There is a history there. It happened once before and it may very well be happening again right now.

And all because this thing, this vile creature who sullenly inhabits our white house, has no moral center and no sense of loyalty to anything but his own appetites. He is willing to betray anyone or anything so long as it serves his personal purposes. He has betrayed one of our truest allies, most likely sending them to the slaughter. He has betrayed our military and its leadership, who had worked side by side with the Kurds. His betrayal makes their task much more difficult and dangerous going forward. He has betrayed our earned goodwill as a nation and so long as he is in power, we will remain untrustworthy as a nation. A pariah.

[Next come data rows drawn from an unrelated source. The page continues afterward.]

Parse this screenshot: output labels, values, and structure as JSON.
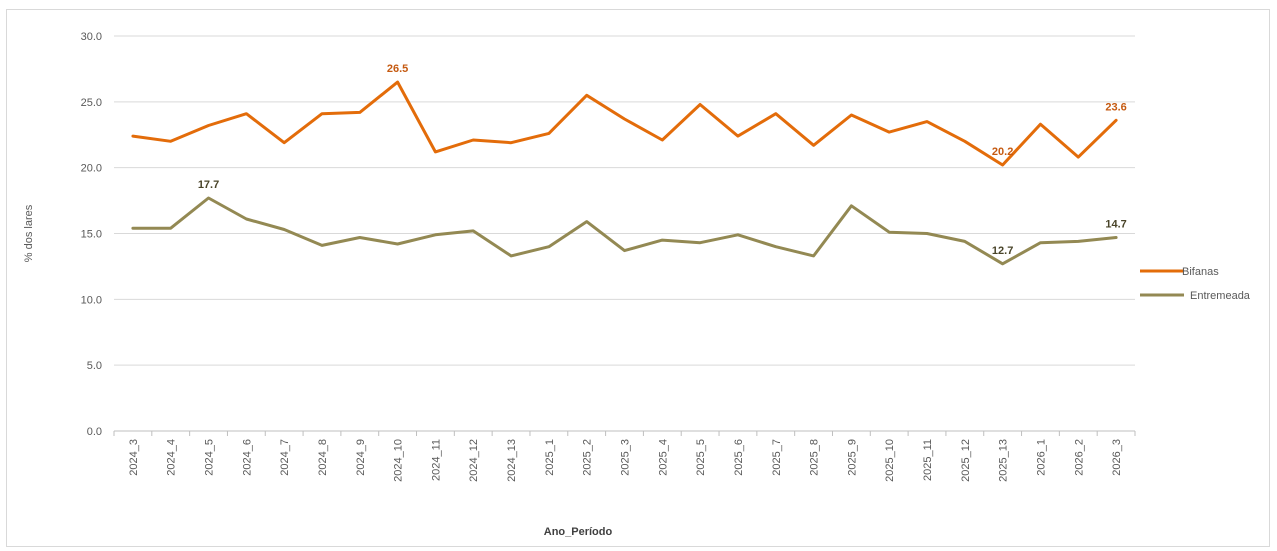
{
  "chart_data": {
    "type": "line",
    "xlabel": "Ano_Período",
    "ylabel": "% dos lares",
    "ylim": [
      0,
      30
    ],
    "yticks": [
      "0.0",
      "5.0",
      "10.0",
      "15.0",
      "20.0",
      "25.0",
      "30.0"
    ],
    "ytick_values": [
      0,
      5,
      10,
      15,
      20,
      25,
      30
    ],
    "grid": true,
    "legend_position": "right",
    "categories": [
      "2024_3",
      "2024_4",
      "2024_5",
      "2024_6",
      "2024_7",
      "2024_8",
      "2024_9",
      "2024_10",
      "2024_11",
      "2024_12",
      "2024_13",
      "2025_1",
      "2025_2",
      "2025_3",
      "2025_4",
      "2025_5",
      "2025_6",
      "2025_7",
      "2025_8",
      "2025_9",
      "2025_10",
      "2025_11",
      "2025_12",
      "2025_13",
      "2026_1",
      "2026_2",
      "2026_3"
    ],
    "series": [
      {
        "name": "Bifanas",
        "color": "#E36C0A",
        "label_color": "#C55A11",
        "values": [
          22.4,
          22.0,
          23.2,
          24.1,
          21.9,
          24.1,
          24.2,
          26.5,
          21.2,
          22.1,
          21.9,
          22.6,
          25.5,
          23.7,
          22.1,
          24.8,
          22.4,
          24.1,
          21.7,
          24.0,
          22.7,
          23.5,
          22.0,
          20.2,
          23.3,
          20.8,
          23.6
        ],
        "labels": [
          {
            "index": 7,
            "text": "26.5"
          },
          {
            "index": 23,
            "text": "20.2"
          },
          {
            "index": 26,
            "text": "23.6"
          }
        ]
      },
      {
        "name": "Entremeada",
        "color": "#938953",
        "label_color": "#494429",
        "values": [
          15.4,
          15.4,
          17.7,
          16.1,
          15.3,
          14.1,
          14.7,
          14.2,
          14.9,
          15.2,
          13.3,
          14.0,
          15.9,
          13.7,
          14.5,
          14.3,
          14.9,
          14.0,
          13.3,
          17.1,
          15.1,
          15.0,
          14.4,
          12.7,
          14.3,
          14.4,
          14.7
        ],
        "labels": [
          {
            "index": 2,
            "text": "17.7"
          },
          {
            "index": 23,
            "text": "12.7"
          },
          {
            "index": 26,
            "text": "14.7"
          }
        ]
      }
    ]
  }
}
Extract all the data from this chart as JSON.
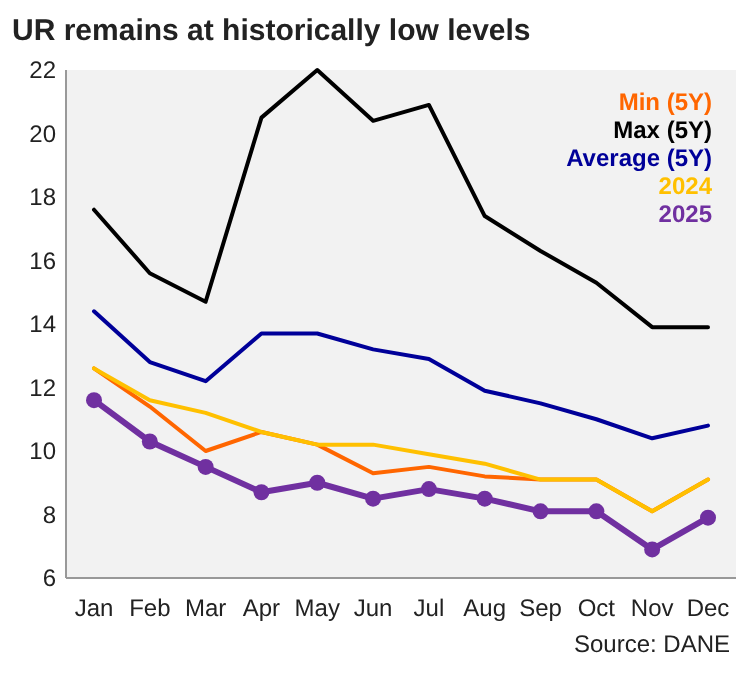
{
  "chart_data": {
    "type": "line",
    "title": "UR remains at historically low levels",
    "categories": [
      "Jan",
      "Feb",
      "Mar",
      "Apr",
      "May",
      "Jun",
      "Jul",
      "Aug",
      "Sep",
      "Oct",
      "Nov",
      "Dec"
    ],
    "series": [
      {
        "name": "Min (5Y)",
        "color": "#ff6600",
        "values": [
          12.6,
          11.4,
          10.0,
          10.6,
          10.2,
          9.3,
          9.5,
          9.2,
          9.1,
          9.1,
          8.1,
          9.1
        ]
      },
      {
        "name": "Max (5Y)",
        "color": "#000000",
        "values": [
          17.6,
          15.6,
          14.7,
          20.5,
          22.0,
          20.4,
          20.9,
          17.4,
          16.3,
          15.3,
          13.9,
          13.9
        ]
      },
      {
        "name": "Average (5Y)",
        "color": "#000099",
        "values": [
          14.4,
          12.8,
          12.2,
          13.7,
          13.7,
          13.2,
          12.9,
          11.9,
          11.5,
          11.0,
          10.4,
          10.8
        ]
      },
      {
        "name": "2024",
        "color": "#ffc000",
        "values": [
          12.6,
          11.6,
          11.2,
          10.6,
          10.2,
          10.2,
          9.9,
          9.6,
          9.1,
          9.1,
          8.1,
          9.1
        ]
      },
      {
        "name": "2025",
        "color": "#7030a0",
        "marker": "circle",
        "values": [
          11.6,
          10.3,
          9.5,
          8.7,
          9.0,
          8.5,
          8.8,
          8.5,
          8.1,
          8.1,
          6.9,
          7.9
        ]
      }
    ],
    "ylim": [
      6,
      22
    ],
    "yticks": [
      6,
      8,
      10,
      12,
      14,
      16,
      18,
      20,
      22
    ],
    "legend": "top right",
    "annotations": [
      "Source: DANE"
    ]
  }
}
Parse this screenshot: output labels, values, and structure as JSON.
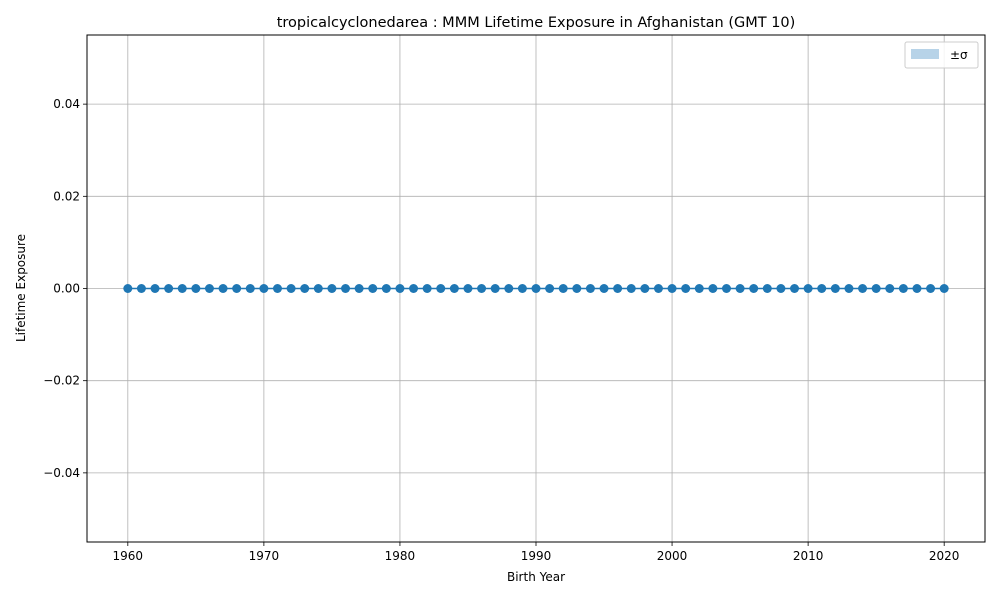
{
  "chart_data": {
    "type": "line",
    "title": "tropicalcyclonedarea : MMM Lifetime Exposure in Afghanistan (GMT 10)",
    "xlabel": "Birth Year",
    "ylabel": "Lifetime Exposure",
    "xlim": [
      1957,
      2023
    ],
    "ylim": [
      -0.055,
      0.055
    ],
    "x_ticks": [
      1960,
      1970,
      1980,
      1990,
      2000,
      2010,
      2020
    ],
    "y_ticks": [
      -0.04,
      -0.02,
      0.0,
      0.02,
      0.04
    ],
    "y_tick_labels": [
      "−0.04",
      "−0.02",
      "0.00",
      "0.02",
      "0.04"
    ],
    "grid": true,
    "legend_position": "top-right",
    "legend": [
      {
        "label": "±σ",
        "color": "#b7d3e8",
        "kind": "band"
      }
    ],
    "series": [
      {
        "color": "#1f77b4",
        "marker": "circle",
        "x": [
          1960,
          1961,
          1962,
          1963,
          1964,
          1965,
          1966,
          1967,
          1968,
          1969,
          1970,
          1971,
          1972,
          1973,
          1974,
          1975,
          1976,
          1977,
          1978,
          1979,
          1980,
          1981,
          1982,
          1983,
          1984,
          1985,
          1986,
          1987,
          1988,
          1989,
          1990,
          1991,
          1992,
          1993,
          1994,
          1995,
          1996,
          1997,
          1998,
          1999,
          2000,
          2001,
          2002,
          2003,
          2004,
          2005,
          2006,
          2007,
          2008,
          2009,
          2010,
          2011,
          2012,
          2013,
          2014,
          2015,
          2016,
          2017,
          2018,
          2019,
          2020
        ],
        "y": [
          0,
          0,
          0,
          0,
          0,
          0,
          0,
          0,
          0,
          0,
          0,
          0,
          0,
          0,
          0,
          0,
          0,
          0,
          0,
          0,
          0,
          0,
          0,
          0,
          0,
          0,
          0,
          0,
          0,
          0,
          0,
          0,
          0,
          0,
          0,
          0,
          0,
          0,
          0,
          0,
          0,
          0,
          0,
          0,
          0,
          0,
          0,
          0,
          0,
          0,
          0,
          0,
          0,
          0,
          0,
          0,
          0,
          0,
          0,
          0,
          0
        ]
      }
    ]
  }
}
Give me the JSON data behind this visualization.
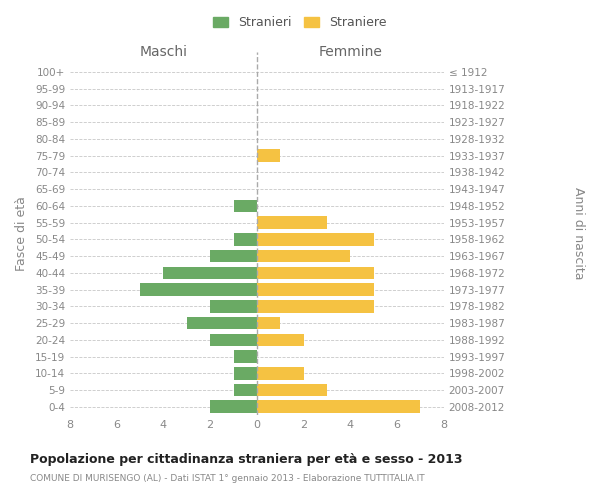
{
  "age_groups": [
    "100+",
    "95-99",
    "90-94",
    "85-89",
    "80-84",
    "75-79",
    "70-74",
    "65-69",
    "60-64",
    "55-59",
    "50-54",
    "45-49",
    "40-44",
    "35-39",
    "30-34",
    "25-29",
    "20-24",
    "15-19",
    "10-14",
    "5-9",
    "0-4"
  ],
  "birth_years": [
    "≤ 1912",
    "1913-1917",
    "1918-1922",
    "1923-1927",
    "1928-1932",
    "1933-1937",
    "1938-1942",
    "1943-1947",
    "1948-1952",
    "1953-1957",
    "1958-1962",
    "1963-1967",
    "1968-1972",
    "1973-1977",
    "1978-1982",
    "1983-1987",
    "1988-1992",
    "1993-1997",
    "1998-2002",
    "2003-2007",
    "2008-2012"
  ],
  "maschi": [
    0,
    0,
    0,
    0,
    0,
    0,
    0,
    0,
    1,
    0,
    1,
    2,
    4,
    5,
    2,
    3,
    2,
    1,
    1,
    1,
    2
  ],
  "femmine": [
    0,
    0,
    0,
    0,
    0,
    1,
    0,
    0,
    0,
    3,
    5,
    4,
    5,
    5,
    5,
    1,
    2,
    0,
    2,
    3,
    7
  ],
  "maschi_color": "#6aaa64",
  "femmine_color": "#f5c242",
  "grid_color": "#c8c8c8",
  "title": "Popolazione per cittadinanza straniera per età e sesso - 2013",
  "subtitle": "COMUNE DI MURISENGO (AL) - Dati ISTAT 1° gennaio 2013 - Elaborazione TUTTITALIA.IT",
  "legend_maschi": "Stranieri",
  "legend_femmine": "Straniere",
  "xlabel_left": "Maschi",
  "xlabel_right": "Femmine",
  "ylabel_left": "Fasce di età",
  "ylabel_right": "Anni di nascita",
  "xlim": 8,
  "background_color": "#ffffff",
  "center_line_color": "#aaaaaa"
}
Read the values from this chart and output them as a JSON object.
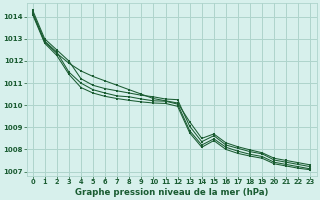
{
  "title": "Graphe pression niveau de la mer (hPa)",
  "bg_color": "#d7f0ec",
  "grid_color": "#aed4cc",
  "line_color": "#1a5c32",
  "xlim": [
    -0.5,
    23.5
  ],
  "ylim": [
    1006.8,
    1014.6
  ],
  "yticks": [
    1007,
    1008,
    1009,
    1010,
    1011,
    1012,
    1013,
    1014
  ],
  "xticks": [
    0,
    1,
    2,
    3,
    4,
    5,
    6,
    7,
    8,
    9,
    10,
    11,
    12,
    13,
    14,
    15,
    16,
    17,
    18,
    19,
    20,
    21,
    22,
    23
  ],
  "series": [
    [
      1014.3,
      1013.0,
      1012.5,
      1012.0,
      1011.2,
      1010.9,
      1010.75,
      1010.65,
      1010.55,
      1010.45,
      1010.38,
      1010.28,
      1010.25,
      1009.05,
      1008.35,
      1008.62,
      1008.2,
      1008.05,
      1007.9,
      1007.8,
      1007.52,
      1007.42,
      1007.32,
      1007.22
    ],
    [
      1014.2,
      1012.9,
      1012.4,
      1011.5,
      1011.0,
      1010.7,
      1010.55,
      1010.42,
      1010.38,
      1010.28,
      1010.2,
      1010.18,
      1010.05,
      1008.85,
      1008.2,
      1008.48,
      1008.1,
      1007.92,
      1007.78,
      1007.68,
      1007.42,
      1007.32,
      1007.22,
      1007.12
    ],
    [
      1014.15,
      1012.85,
      1012.35,
      1011.9,
      1011.55,
      1011.3,
      1011.1,
      1010.9,
      1010.7,
      1010.5,
      1010.3,
      1010.2,
      1010.1,
      1009.25,
      1008.5,
      1008.7,
      1008.3,
      1008.12,
      1007.98,
      1007.85,
      1007.6,
      1007.5,
      1007.4,
      1007.3
    ],
    [
      1014.1,
      1012.8,
      1012.25,
      1011.4,
      1010.8,
      1010.55,
      1010.4,
      1010.3,
      1010.22,
      1010.15,
      1010.1,
      1010.08,
      1009.95,
      1008.75,
      1008.1,
      1008.4,
      1008.0,
      1007.82,
      1007.7,
      1007.6,
      1007.35,
      1007.25,
      1007.15,
      1007.08
    ]
  ]
}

I listened yesterday to republican senators yesterday venting their outrage over this betrayal. They somehow thought there is some sort of immunity from the traitorous behavior of this creep, that those things they deemed important would be spared from his treachery. Fools. He will screw every one of them, given enough time.

And that betrayal will eventually extend to the idiots who still stand up for this wretched being. I am willing to give someone a pass for their initial vote for this thing but if you can’t see him for what he really is –and has always been, if you had been paying attention– by this point, you are stupid beyond all belief.

Yeah, I said stupid. Moronic. Imbecilic. Whatever you want to call it.

When he said he liked uneducated people, did you think he was kidding? Whenever he says stupid crap like that, people wave it off and make excuses for it, saying he is just joking around. Well, let me tell you this– he is not funny in any way nor is he a comic. He is a vampire and stupidity is the lifeblood that feeds him.

Maybe you’re not stupid. Maybe you’re just racist or homophobic or xenophobic. You can’t be christian because there are going to be plenty of christian Kurds killed along with their muslim countrymen and no christian would stand for that, right? Whatever the reason, you enabled and made this amoral monster and if you still stand with him, you are no better than him in any way.

That may make some of you angry. I don’t care. You don’t have to read this. You can go to another website that defends this whiny and weak willed cretin or you can write me poison letters and curse my very existence. I don’t give two shits and am sick to death of simpletons and toadies making excuses for the inexcusable and indefensible behavior he has continually displayed these past three years.

This creature is a malignant cancer on this land and on this world. There is real blood on his hands. And by extension, it is on all our hands now and we are much less safe for that.

I wrote most of this late yesterday and set it aside, wanting to cool off and rethink the whole thing before I hit the publish button. I take what I write seriously as it is an extension of my works and myself. I don’t want to write this sort of invective and I certainly don’t look to offend people.

But I knew I had to let it fly after watching that twat stand there yesterday and say that one of his reasons for his betrayal was that the Kurds didn’t fight with us on the beaches of  Normandy in World War II. Well, maybe not but plenty of them fought heroically and died in the other theaters and fronts of that war. You know who didn’t stand with us? Turkey and Saudi Arabia who both claimed neutrality and played to both sides. You know who else? The whole goddamn Trump clan. They haven’t served our nation in the five generations and 150 years that they have darkened our shores. They see service and sacrifice as something that only suckers do.

I am furious at the inhumanity we are witnessing and the fecklessness of his followers. He has crossed lines that have taken us to new depths. I am not sure there is enough time in the remaining years of my lifetime to see us fully recover from the harm he is inflicting on this world. That is, if we can ever recover.

He has set the house on fire and it’s a matter of urgency to save as much of it as we can before it burns to the ground.